Fine. But PG&E just jacked my rates up nearly 40% in the past year, I wonder what rational economic reason there was for that.
” People with no connection to the power grid”
Fine.
People who are connected sell their excess to the company at a fascist government determined rate that all other customers must make up for (subsidize).
A fair rate would be significantly below the wholesale rate the utility pays it’s reliable wholesale suppliers.
Unreliable power is worth significantly less.
Left to the market the distributed, intermittent electricity produced by homes would be valued at practically nothing.
The biggest subsidy of home PV is mandating that the utility’s other customers must pay outrageous prices for the excess produced- even as ridiculously much as the retail price!
This article is obfuscation with it’s focus on the grid cost.
True. Another reason for rates going up in many cities is that of natural gas interests recently pushing the government to shut down some coal-fired plants and pushing up the costs of others.
Well, Nat gas is dirt cheap and a good economic choice today.
Of course in 10 years it may not be. Demand and supply will equalize.
You can’t beat coal.
BTW I’m a big fan of passive solar. Have even designed a HW heater I’ll put in in spring when I have the money and weather. People are crazy not to do the simple things to utilize passive.
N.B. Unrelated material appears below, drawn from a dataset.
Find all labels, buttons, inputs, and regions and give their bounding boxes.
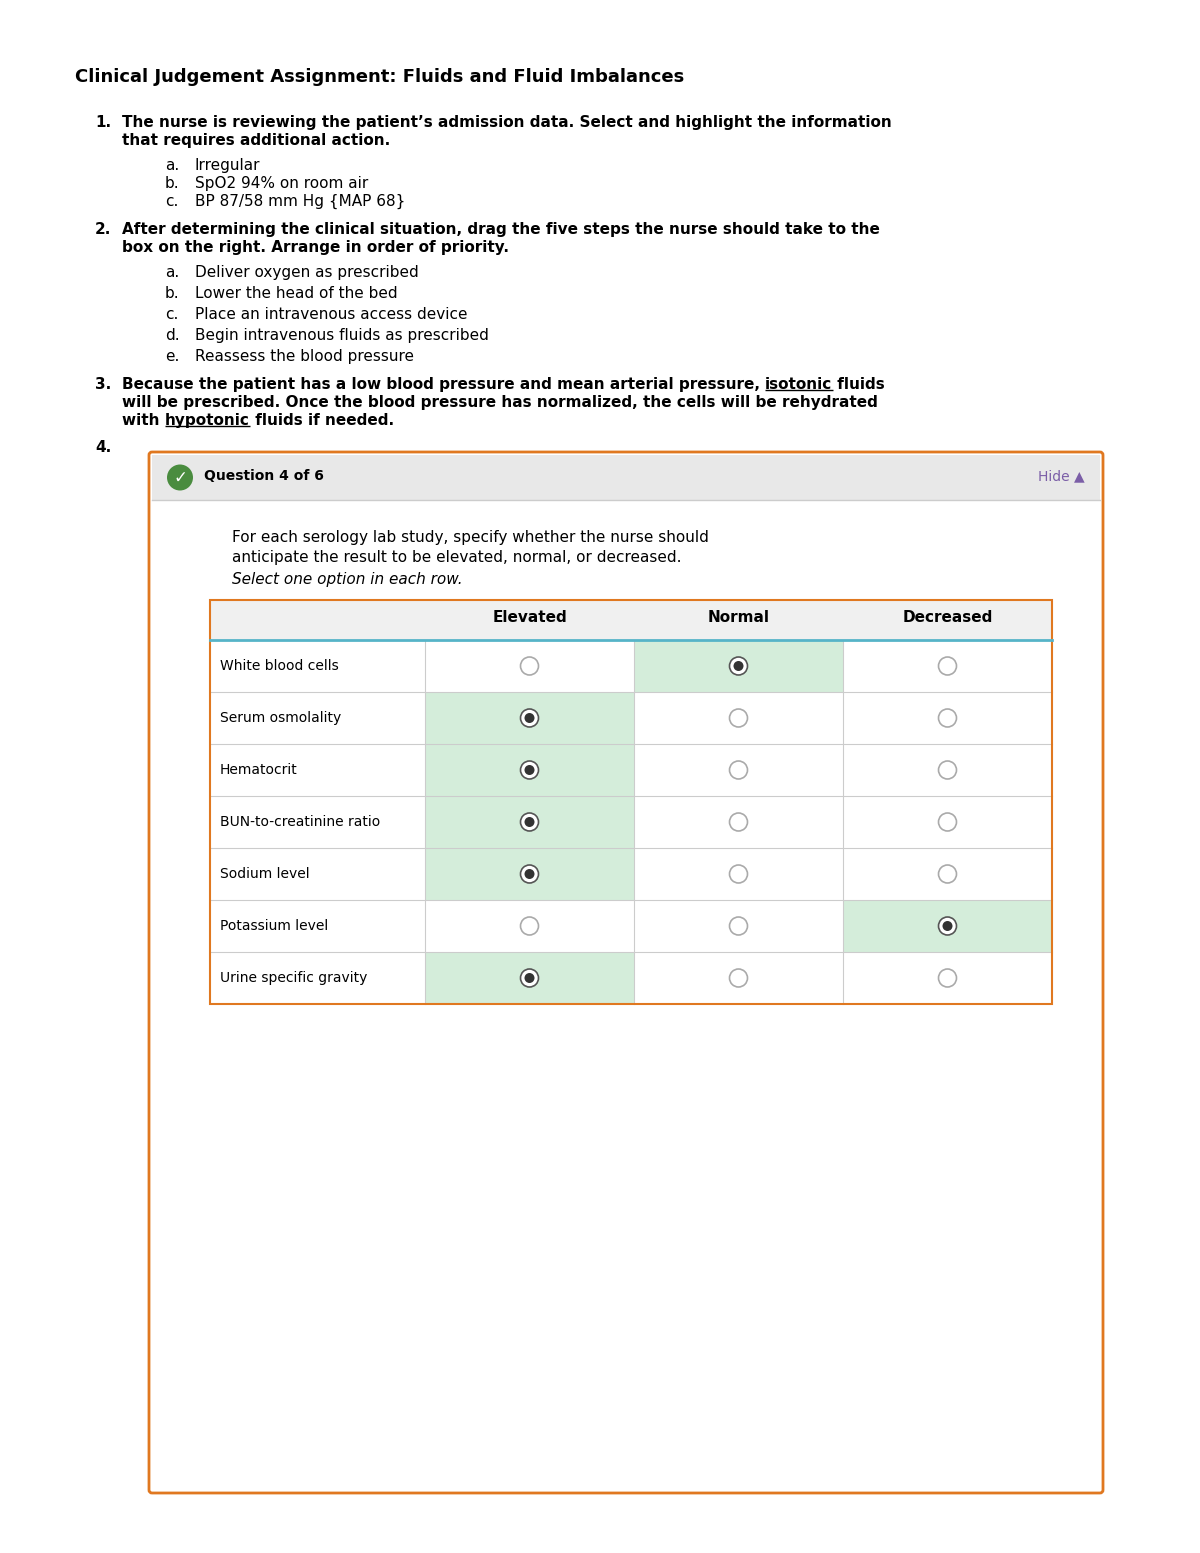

The truth be known, this whole discussion is redundant.
The cost per kW that the utilities charge regular customers factors in grid maintenance, does it not? There’s no reason why that same factor can’t be worked in when the meter is running in the other direction so to speak, with respect to how much the utility pays or credits customers who use solar and sell their excess.
Agreed. Solar is much better for heating than electricity. Drainback systems for hot water and floor heating with collectors and tanks can work very well in extremely cold, sunny areas if properly built, but mechanical code regulations require stealth installs with quick disconnects for homebuilt collectors (superior to overly costly commercial collectors) and heat exchangers.
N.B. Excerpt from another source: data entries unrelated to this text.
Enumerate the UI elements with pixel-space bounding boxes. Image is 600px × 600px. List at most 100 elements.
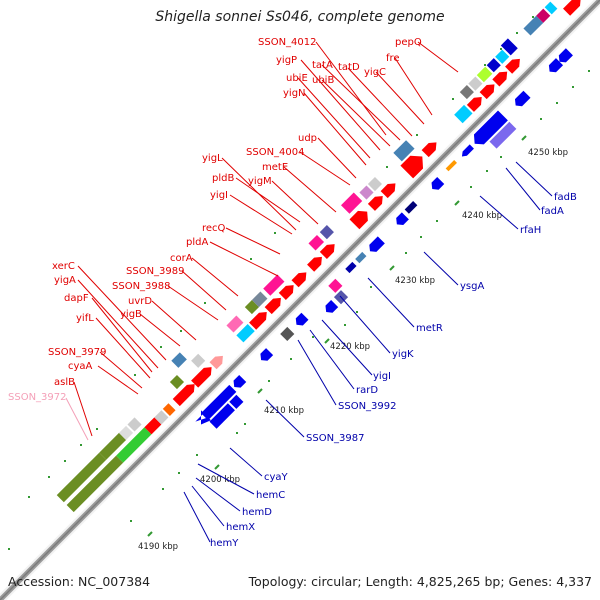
tick-mark — [454, 200, 460, 206]
gene-block — [544, 1, 558, 15]
gene-block — [236, 324, 255, 343]
gene-label-SSON_3989: SSON_3989 — [126, 266, 185, 277]
gene-arrow — [563, 0, 581, 16]
gene-block — [445, 159, 457, 172]
gene-block — [489, 121, 517, 149]
tick-label-4250: 4250 kbp — [528, 148, 568, 158]
tick-mark — [389, 265, 395, 271]
gene-arrow — [291, 272, 307, 288]
gene-label-SSON_4004: SSON_4004 — [246, 147, 305, 158]
gene-block — [486, 58, 501, 73]
gene-block — [355, 251, 367, 264]
gene-arrow — [396, 212, 409, 226]
gene-label-ubiB: ubiB — [312, 75, 334, 86]
gene-arrow — [307, 256, 322, 272]
gene-block — [66, 455, 124, 513]
gene-label-yigC: yigC — [364, 67, 386, 78]
gene-arrow — [400, 155, 424, 179]
gene-label-udp: udp — [298, 133, 317, 144]
gene-label-cyaY: cyaY — [264, 472, 289, 483]
tick-mark — [324, 338, 330, 344]
gene-block — [229, 394, 244, 409]
tick-mark — [147, 531, 153, 537]
gene-block — [367, 176, 383, 192]
gene-block — [209, 403, 235, 429]
gene-arrow — [295, 312, 309, 326]
gene-arrow — [369, 236, 385, 252]
gene-block — [454, 104, 473, 124]
gene-arrow — [461, 144, 474, 157]
gene-arrow — [421, 142, 437, 158]
gene-arrow — [233, 374, 247, 388]
forward-strand-genes[interactable] — [47, 0, 600, 515]
gene-label-yigA: yigA — [54, 275, 76, 286]
gene-block — [359, 185, 374, 200]
gene-block — [523, 15, 544, 36]
gene-arrow — [249, 312, 267, 330]
gene-block — [468, 76, 483, 91]
gene-arrow — [319, 244, 335, 259]
gene-label-rfaH: rfaH — [520, 225, 541, 236]
gene-block — [500, 38, 518, 56]
gene-arrow — [264, 297, 281, 315]
gene-label-SSON_3979: SSON_3979 — [48, 347, 107, 358]
gene-block — [476, 66, 493, 83]
gene-block — [201, 384, 237, 421]
gene-block — [251, 291, 268, 308]
gene-label-corA: corA — [170, 253, 193, 264]
gene-label-yigM: yigM — [248, 176, 272, 187]
gene-arrow — [349, 210, 368, 230]
blue-label-leaders — [183, 161, 553, 543]
gene-label-yigI-bottom: yigI — [373, 371, 391, 382]
gene-label-tatD: tatD — [338, 62, 360, 73]
small-dots — [8, 16, 590, 550]
gene-block — [99, 432, 127, 460]
gene-label-aslB: aslB — [54, 377, 75, 388]
gene-label-xerC: xerC — [52, 261, 75, 272]
gene-label-SSON_3988: SSON_3988 — [112, 281, 171, 292]
gene-label-hemY: hemY — [210, 538, 239, 549]
tick-mark — [257, 388, 263, 394]
gene-label-hemD: hemD — [242, 507, 272, 518]
gene-block — [127, 417, 142, 432]
gene-label-yigL: yigL — [202, 153, 223, 164]
gene-label-tatA: tatA — [312, 60, 333, 71]
tick-label-4210: 4210 kbp — [264, 406, 304, 416]
tick-mark — [521, 135, 527, 141]
gene-label-pldB: pldB — [212, 173, 234, 184]
gene-block — [171, 352, 187, 368]
gene-block — [116, 427, 152, 463]
tick-label-4240: 4240 kbp — [462, 211, 502, 221]
gene-arrow — [558, 48, 573, 63]
gene-arrow — [172, 384, 195, 407]
gene-label-fadB: fadB — [554, 192, 577, 203]
gene-block — [308, 234, 325, 251]
gene-label-SSON_3972: SSON_3972 — [8, 392, 67, 403]
gene-label-pepQ: pepQ — [395, 37, 422, 48]
gene-label-SSON_3992: SSON_3992 — [338, 401, 397, 412]
gene-block — [191, 353, 206, 368]
gene-arrow — [260, 348, 274, 361]
gene-label-hemX: hemX — [226, 522, 255, 533]
gene-arrow — [479, 84, 495, 100]
gene-label-yigK: yigK — [392, 349, 414, 360]
gene-arrow — [278, 285, 294, 300]
tick-label-4200: 4200 kbp — [200, 475, 240, 485]
map-title: Shigella sonnei Ss046, complete genome — [155, 9, 445, 25]
gene-arrow — [492, 71, 508, 87]
gene-label-SSON_3987: SSON_3987 — [306, 433, 365, 444]
gene-label-recQ: recQ — [202, 223, 226, 234]
gene-label-metE: metE — [262, 162, 288, 173]
gene-arrow — [466, 97, 482, 112]
gene-arrow — [505, 58, 520, 74]
gene-label-hemC: hemC — [256, 490, 285, 501]
gene-arrow — [473, 110, 508, 145]
gene-arrow — [431, 176, 445, 190]
gene-block — [263, 274, 285, 296]
genome-info-text: Topology: circular; Length: 4,825,265 bp… — [248, 574, 592, 589]
gene-block — [319, 225, 334, 240]
gene-block — [328, 278, 343, 293]
accession-text: Accession: NC_007384 — [8, 574, 151, 589]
Rocket stove mass heaters are also much less costly than forced air furnaces and $20,000 masonry heaters, but the coming EPA regulations pushed by global corporates and local governments will also require those to be stealth installs (very low heat and smoke emissions). But that’s okay. Solar-radiant heating systems and especially rocket mass heaters are great for stealth installs.
[Homebuilt mass heaters and solar-radiant drainback systems are not suitable for people with mortgages, because such systems may prevent homeowners from buying insurance. Those systems are best for small, efficient houses built by do-it-yourself-ers who can quickly and easily rebuild.]
Agreed on passive, though. It’s the best and should take priority for a homeowner over active systems. Thanks for bringing that up.
Well, of course MY passive HW design solves all those problems, and freezing and overheating too- at least on paper LOL!
It does remove the little-discussed risk of legionnaire and other disease from stagnant ‘warm’ water too.
But simple eaves, awnings and ‘solar spaces’ have tremendous quick paybacks and savings, on par with insulating and draft-proofing.
Yeah, I remember seeing that in my researches (very good site)... and thinking “Oh no! There’s got to be a better way!” LOL!
But for that kind of system it struck me as a very good design.
Can you quantify it’s performance and payback?
Or are you just satisfied that it makes a significant improvement in cost and comfort.
Checked into “rocket mass heaters” tonight, very interesting. Thanks!